There was one guy who came in to the booth, and just raved about the RLA's work. He spent a lot of time looking. Then he went next door and bought a painting of a conga and another of a cup of Cuban coffee.
Posted by .(JavaScript must be enabled to view this email address) on 01/24 at 12:03 PM in Buy Our Art Posted by .(JavaScript must be enabled to view this email address) on 01/24 at 12:03 PM in What the Fuck is Wrong With You People


(4) Comments
#1. Posted by Reecie on January 24, 2005

Woman, I know you know this, but apparently it bears repeating: NEVER underestimate the intelligence or taste of the general public.

I’d shell out a lot more than $90 for one of the RLA’s hand-drawn originals.

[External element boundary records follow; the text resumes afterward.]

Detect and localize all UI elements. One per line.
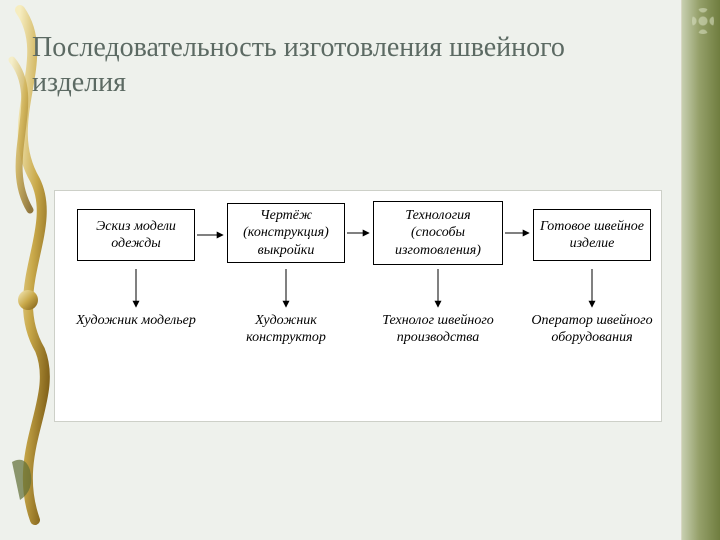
flow-node-n3: Технология (способы изготовления) <box>373 201 503 265</box>
page-title: Последовательность изготовления швейного… <box>32 30 592 100</box>
flow-node-n2: Чертёж (конструкция) выкройки <box>227 203 345 263</box>
flow-node-n4: Готовое швейное изделие <box>533 209 651 261</box>
role-n2: Художник конструктор <box>216 313 356 347</box>
flow-node-n1: Эскиз модели одежды <box>77 209 195 261</box>
role-n4: Оператор швейного оборудования <box>522 313 662 347</box>
right-decorative-band <box>681 0 720 540</box>
role-n1: Художник модельер <box>66 313 206 330</box>
flow-diagram: Эскиз модели одежды Чертёж (конструкция) … <box>54 190 662 422</box>
role-n3: Технолог швейного производства <box>368 313 508 347</box>
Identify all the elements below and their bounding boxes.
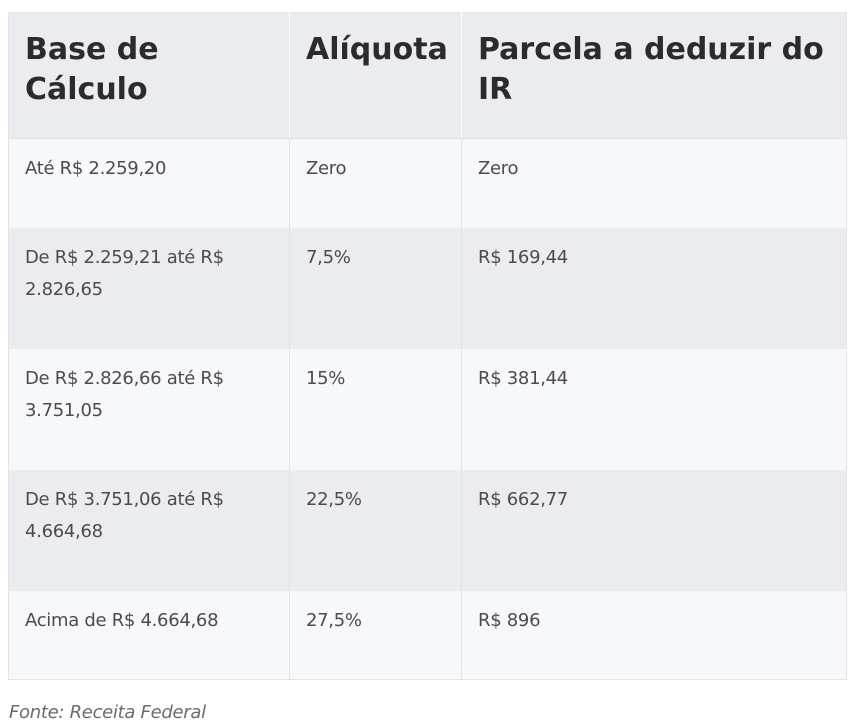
table-row: Acima de R$ 4.664,68 27,5% R$ 896 <box>8 590 847 680</box>
table-row: De R$ 3.751,06 até R$ 4.664,68 22,5% R$ … <box>8 469 847 591</box>
income-tax-table: Base de Cálculo Alíquota Parcela a deduz… <box>8 12 847 680</box>
source-caption: Fonte: Receita Federal <box>9 702 206 723</box>
table-row: De R$ 2.826,66 até R$ 3.751,05 15% R$ 38… <box>8 348 847 470</box>
cell-base: Acima de R$ 4.664,68 <box>8 590 290 680</box>
cell-parcela: R$ 381,44 <box>461 348 847 470</box>
cell-base: Até R$ 2.259,20 <box>8 138 290 228</box>
cell-aliquota: 22,5% <box>289 469 462 591</box>
header-aliquota: Alíquota <box>289 12 462 139</box>
header-base-de-calculo: Base de Cálculo <box>8 12 290 139</box>
cell-aliquota: 27,5% <box>289 590 462 680</box>
table-header-row: Base de Cálculo Alíquota Parcela a deduz… <box>8 12 847 139</box>
cell-base: De R$ 2.259,21 até R$ 2.826,65 <box>8 227 290 349</box>
table-row: De R$ 2.259,21 até R$ 2.826,65 7,5% R$ 1… <box>8 227 847 349</box>
cell-parcela: Zero <box>461 138 847 228</box>
cell-aliquota: 15% <box>289 348 462 470</box>
header-parcela-a-deduzir: Parcela a deduzir do IR <box>461 12 847 139</box>
cell-aliquota: 7,5% <box>289 227 462 349</box>
cell-parcela: R$ 169,44 <box>461 227 847 349</box>
cell-base: De R$ 2.826,66 até R$ 3.751,05 <box>8 348 290 470</box>
cell-aliquota: Zero <box>289 138 462 228</box>
cell-base: De R$ 3.751,06 até R$ 4.664,68 <box>8 469 290 591</box>
cell-parcela: R$ 662,77 <box>461 469 847 591</box>
cell-parcela: R$ 896 <box>461 590 847 680</box>
table-row: Até R$ 2.259,20 Zero Zero <box>8 138 847 228</box>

He is known around our house as The Man Who Can Make Clovis New Mexico Look Good.

#2. Posted by Miss Bliss on January 24, 2005

GAH!  People drive me nuts!

#3. Posted by RJ on January 25, 2005

Frankly, I would always rather have an original, one-of-a-kind of whatever stripe.  After that, signed and numbered, hand-finished (as long as the run isn’t ridiculously high). It’s basically what really strikes us, bound by what we can afford.

  I didn’t know what a “giclee” is until I read this.  I’m frankly stunned!  I saw those signs all over the art show on Saturday, and had no clue.  I’ll bet most of those “buyers” don’t know what it is either, but were won over by the French word.  Damn the French and their language!  Why do they have to make even the most mundane sound sooooo romantic and attractive!?! 

S’il vous plaĆ®t passer le bol de pets de chameau.
(Please pass the bowl of camel farts.)

#4. Posted by Becca on January 25, 2005

Thank you so much for the definition of “giclee!”  I wanted to buy my boyfriend something by this animator he really likes, and the drawings/cels are obviously quite expensive…but I found a “print,” described as a “giclee,” that was much more affordable.  Now I know why!

Kinda like when I say “Tar-jay” instead of Target: saying it with a French accent doesn’t change the fact that it’s a middle-class version of Wal-Mart.  And a giclee is still an ink-jet print.